Although you can use both the Amazon SageMaker NTM and LDA algorithms for topic modeling, they are distinct algorithms and can be expected to produce different results on the same input data.

For more information on the mathematics behind NTM, see Neural Variational Inference for Text Processing.

Input/Output Interface

Amazon SageMaker Neural Topic Model supports three data channels: train, validation, and test. The validation and test data channels are optional. If you specify the validation channel, the test channel, or both, set the value of the S3DataDistributionType parameter for each of these channels to FullyReplicated. If you provide validation data, the loss on this data is logged at every epoch, and the model stops training as soon as it detects that the validation loss is not improving. If you don't provide validation data, the algorithm stops early based on the training data, but this can be less efficient. If you provide test data, the algorithm reports the test loss from the final model. NTM supports both recordIO-wrapped-protobuf (dense and sparse) and CSV file formats. For CSV format, each row must be represented densely with zero counts for words not present in the corresponding document , and have dimension equal to: (number of records) * (vocabulary size). NTM can be trained in File or Pipe mode when using recordIO-wrapped protobuf, but only in File mode for the CSV format.

For inference, text/csv, application/json, application/jsonlines, and application/x-recordio-protobuf content types are supported.
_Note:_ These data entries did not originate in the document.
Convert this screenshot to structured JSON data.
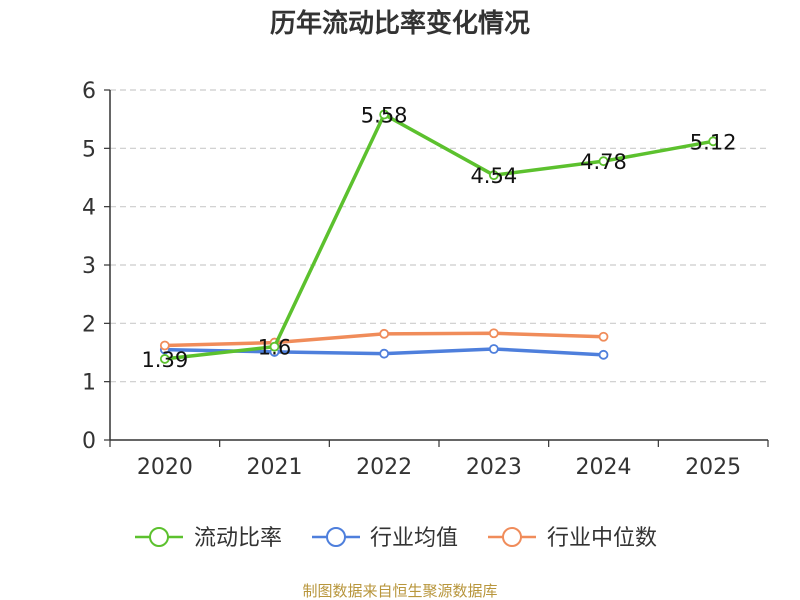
{
  "chart_data": {
    "type": "line",
    "title": "历年流动比率变化情况",
    "categories": [
      "2020",
      "2021",
      "2022",
      "2023",
      "2024",
      "2025"
    ],
    "yticks": [
      "0",
      "1",
      "2",
      "3",
      "4",
      "5",
      "6"
    ],
    "ylim": [
      0,
      6
    ],
    "grid": true,
    "legend_position": "bottom",
    "series": [
      {
        "name": "流动比率",
        "color": "#5cc12e",
        "values": [
          1.39,
          1.6,
          5.58,
          4.54,
          4.78,
          5.12
        ],
        "labels": [
          "1.39",
          "1.6",
          "5.58",
          "4.54",
          "4.78",
          "5.12"
        ]
      },
      {
        "name": "行业均值",
        "color": "#4e7fdc",
        "values": [
          1.55,
          1.51,
          1.48,
          1.56,
          1.46,
          null
        ]
      },
      {
        "name": "行业中位数",
        "color": "#f08c5a",
        "values": [
          1.62,
          1.67,
          1.82,
          1.83,
          1.77,
          null
        ]
      }
    ],
    "source": "制图数据来自恒生聚源数据库"
  }
}
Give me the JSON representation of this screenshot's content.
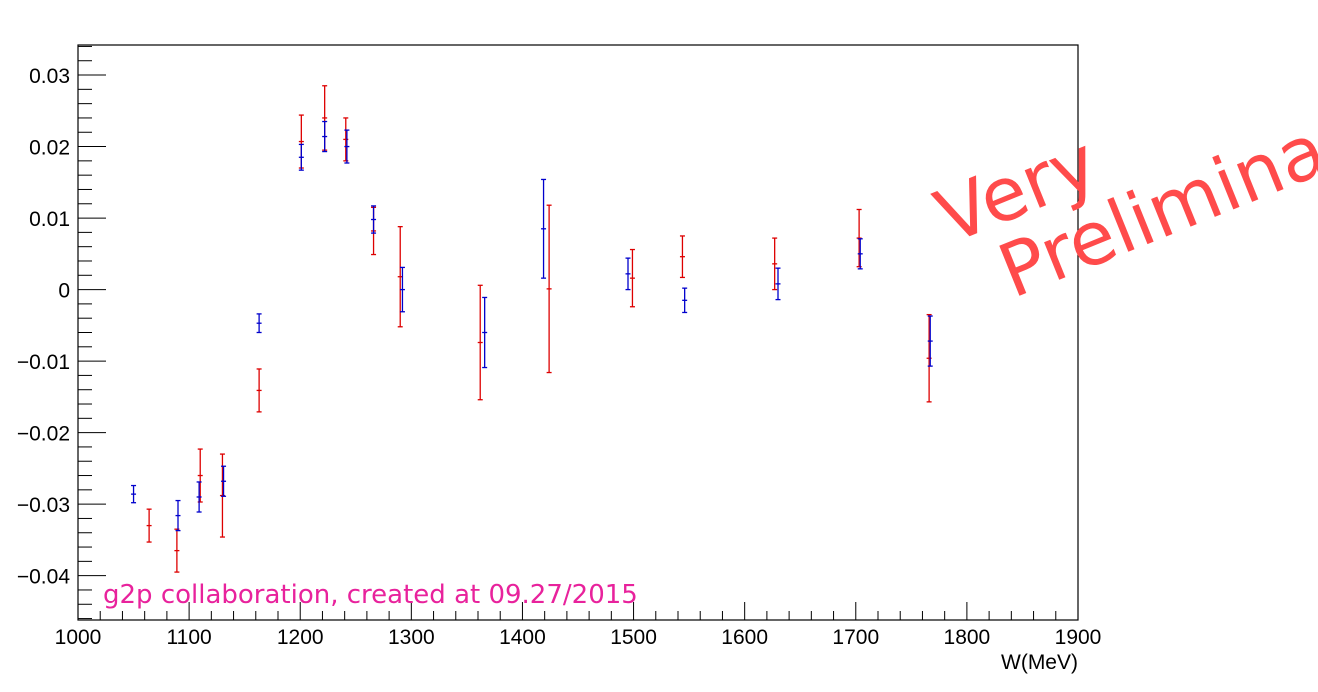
{
  "chart_data": {
    "type": "scatter",
    "title": "",
    "xlabel": "W(MeV)",
    "ylabel": "",
    "xlim": [
      1000,
      1900
    ],
    "ylim": [
      -0.0462,
      0.0342
    ],
    "x_ticks": [
      1000,
      1100,
      1200,
      1300,
      1400,
      1500,
      1600,
      1700,
      1800,
      1900
    ],
    "x_tick_labels": [
      "1000",
      "1100",
      "1200",
      "1300",
      "1400",
      "1500",
      "1600",
      "1700",
      "1800",
      "1900"
    ],
    "y_ticks": [
      -0.04,
      -0.03,
      -0.02,
      -0.01,
      0,
      0.01,
      0.02,
      0.03
    ],
    "y_tick_labels": [
      "−0.04",
      "−0.03",
      "−0.02",
      "−0.01",
      "0",
      "0.01",
      "0.02",
      "0.03"
    ],
    "grid": false,
    "series": [
      {
        "color": "#dd0000",
        "points": [
          {
            "x": 1064,
            "y": -0.033,
            "err": 0.0023
          },
          {
            "x": 1089,
            "y": -0.0365,
            "err": 0.003
          },
          {
            "x": 1110,
            "y": -0.026,
            "err": 0.0037
          },
          {
            "x": 1130,
            "y": -0.0288,
            "err": 0.0058
          },
          {
            "x": 1163,
            "y": -0.0141,
            "err": 0.003
          },
          {
            "x": 1201,
            "y": 0.0207,
            "err": 0.0037
          },
          {
            "x": 1222,
            "y": 0.024,
            "err": 0.0045
          },
          {
            "x": 1241,
            "y": 0.021,
            "err": 0.003
          },
          {
            "x": 1266,
            "y": 0.0082,
            "err": 0.0033
          },
          {
            "x": 1290,
            "y": 0.0018,
            "err": 0.007
          },
          {
            "x": 1362,
            "y": -0.0074,
            "err": 0.008
          },
          {
            "x": 1424,
            "y": 0.0001,
            "err": 0.0117
          },
          {
            "x": 1499,
            "y": 0.0016,
            "err": 0.004
          },
          {
            "x": 1544,
            "y": 0.0046,
            "err": 0.0029
          },
          {
            "x": 1627,
            "y": 0.0036,
            "err": 0.0036
          },
          {
            "x": 1703,
            "y": 0.0072,
            "err": 0.004
          },
          {
            "x": 1766,
            "y": -0.0096,
            "err": 0.0061
          }
        ]
      },
      {
        "color": "#0000cc",
        "points": [
          {
            "x": 1050,
            "y": -0.0286,
            "err": 0.0012
          },
          {
            "x": 1090,
            "y": -0.0316,
            "err": 0.0021
          },
          {
            "x": 1109,
            "y": -0.029,
            "err": 0.0021
          },
          {
            "x": 1131,
            "y": -0.0268,
            "err": 0.0021
          },
          {
            "x": 1163,
            "y": -0.0047,
            "err": 0.0013
          },
          {
            "x": 1201,
            "y": 0.0185,
            "err": 0.0018
          },
          {
            "x": 1222,
            "y": 0.0214,
            "err": 0.0021
          },
          {
            "x": 1242,
            "y": 0.02,
            "err": 0.0023
          },
          {
            "x": 1266,
            "y": 0.0098,
            "err": 0.0019
          },
          {
            "x": 1292,
            "y": 0.0,
            "err": 0.0031
          },
          {
            "x": 1366,
            "y": -0.006,
            "err": 0.0049
          },
          {
            "x": 1419,
            "y": 0.0085,
            "err": 0.0069
          },
          {
            "x": 1495,
            "y": 0.0022,
            "err": 0.0022
          },
          {
            "x": 1546,
            "y": -0.0015,
            "err": 0.0017
          },
          {
            "x": 1630,
            "y": 0.0008,
            "err": 0.0022
          },
          {
            "x": 1704,
            "y": 0.005,
            "err": 0.0021
          },
          {
            "x": 1767,
            "y": -0.0072,
            "err": 0.0035
          }
        ]
      }
    ]
  },
  "annotations": {
    "credit": "g2p collaboration, created at 09.27/2015",
    "credit_color": "#e8229c",
    "watermark_line1": "Very",
    "watermark_line2": "Preliminary",
    "watermark_color": "#ff4b4b"
  }
}
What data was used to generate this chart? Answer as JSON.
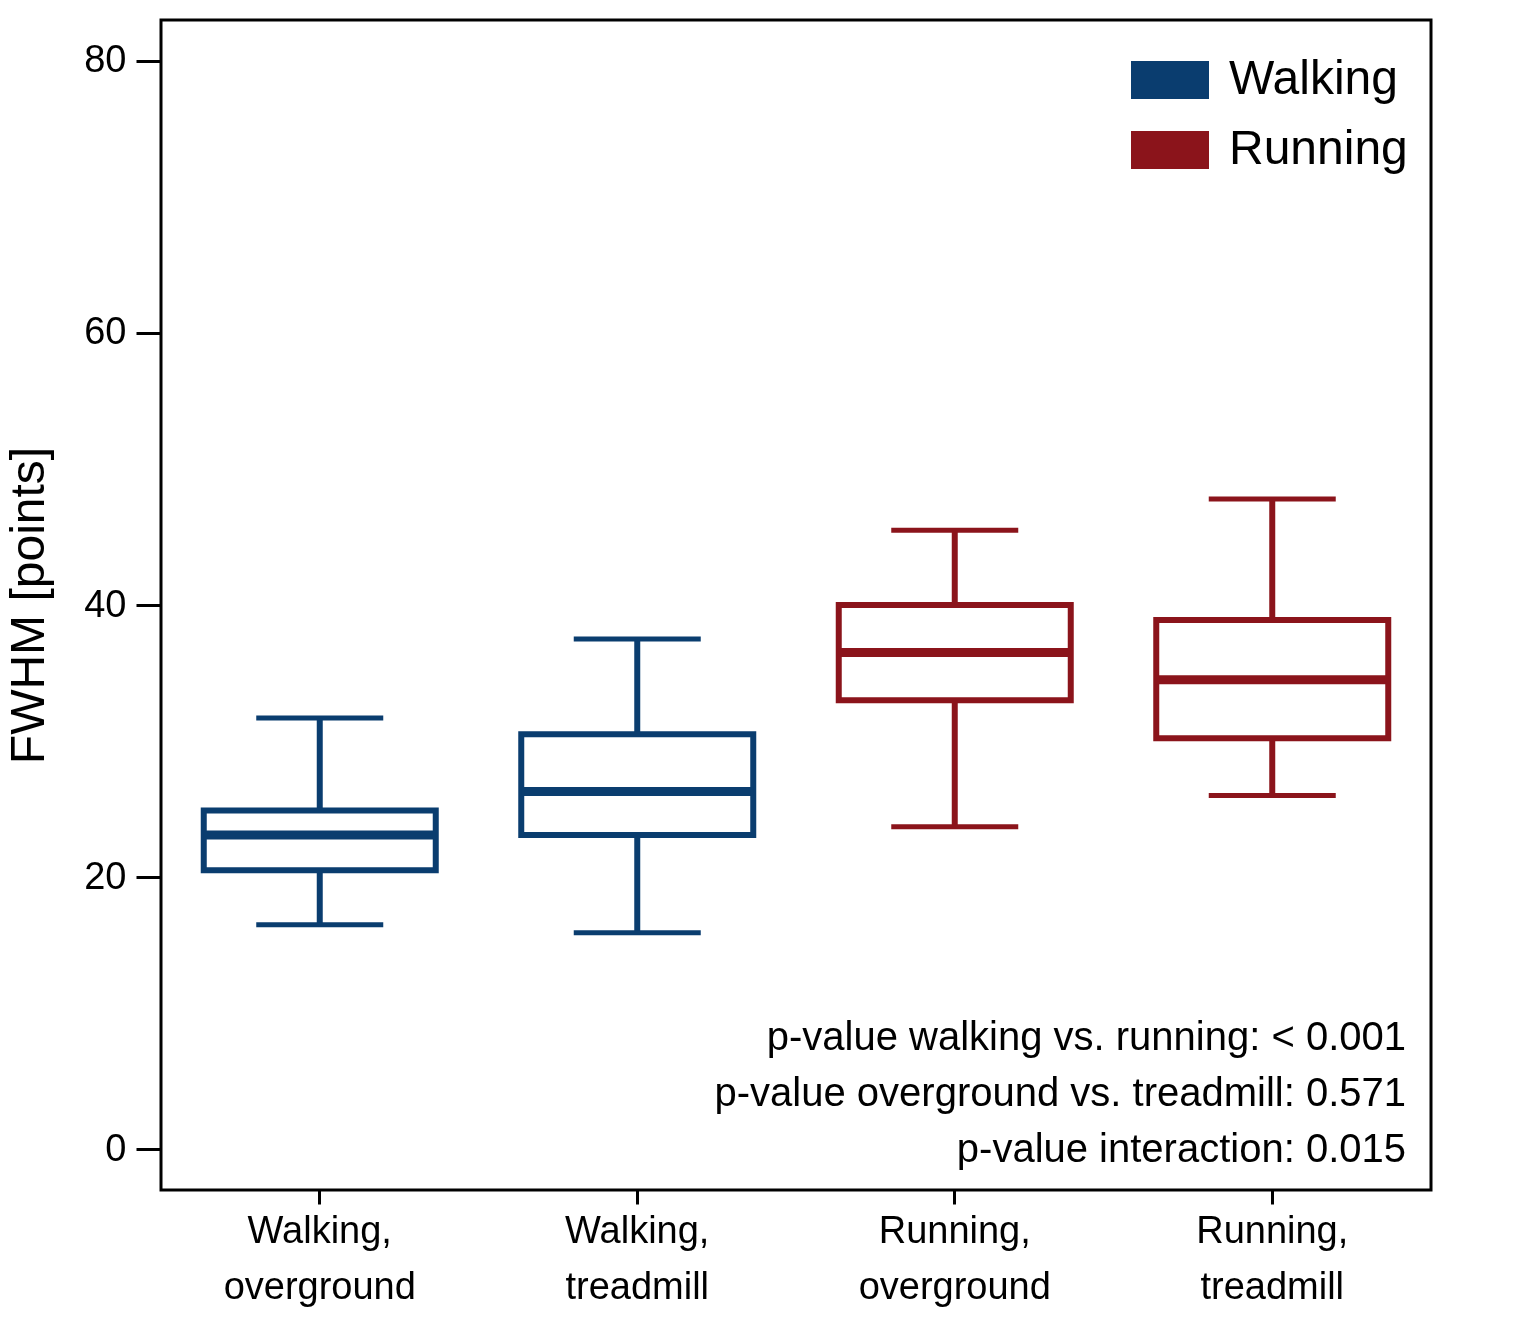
{
  "chart_data": {
    "type": "box",
    "ylabel": "FWHM [points]",
    "categories": [
      "Walking, overground",
      "Walking, treadmill",
      "Running, overground",
      "Running, treadmill"
    ],
    "series": [
      {
        "name": "Walking",
        "color": "#0a3d6f",
        "boxes": [
          {
            "low": 16.5,
            "q1": 20.5,
            "median": 23.1,
            "q3": 24.9,
            "high": 31.7
          },
          {
            "low": 15.9,
            "q1": 23.1,
            "median": 26.3,
            "q3": 30.5,
            "high": 37.5
          },
          null,
          null
        ]
      },
      {
        "name": "Running",
        "color": "#8b141b",
        "boxes": [
          null,
          null,
          {
            "low": 23.7,
            "q1": 33.0,
            "median": 36.5,
            "q3": 40.0,
            "high": 45.5
          },
          {
            "low": 26.0,
            "q1": 30.2,
            "median": 34.5,
            "q3": 38.9,
            "high": 47.8
          }
        ]
      }
    ],
    "ylim": [
      -3,
      83
    ],
    "yticks": [
      0,
      20,
      40,
      60,
      80
    ],
    "grid": false,
    "legend": "top right",
    "annotations": [
      "p-value walking vs. running: < 0.001",
      "p-value overground vs. treadmill: 0.571",
      "p-value interaction: 0.015"
    ]
  }
}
Sparse data can also be passed for application/json and application/x-recordio-protobuf. NTM inference returns application/json or application/x-recordio-protobuf predictions, which include the topic_weights vector for each observation.

Please see the example notebooks for more detail on training and inference formats.

EC2 Instance Recommendation

NTM training supports both GPU and CPU instance types. We recommend GPU instances, but for certain workloads, CPU instances may result in lower training costs. CPU instances should be sufficient for inference.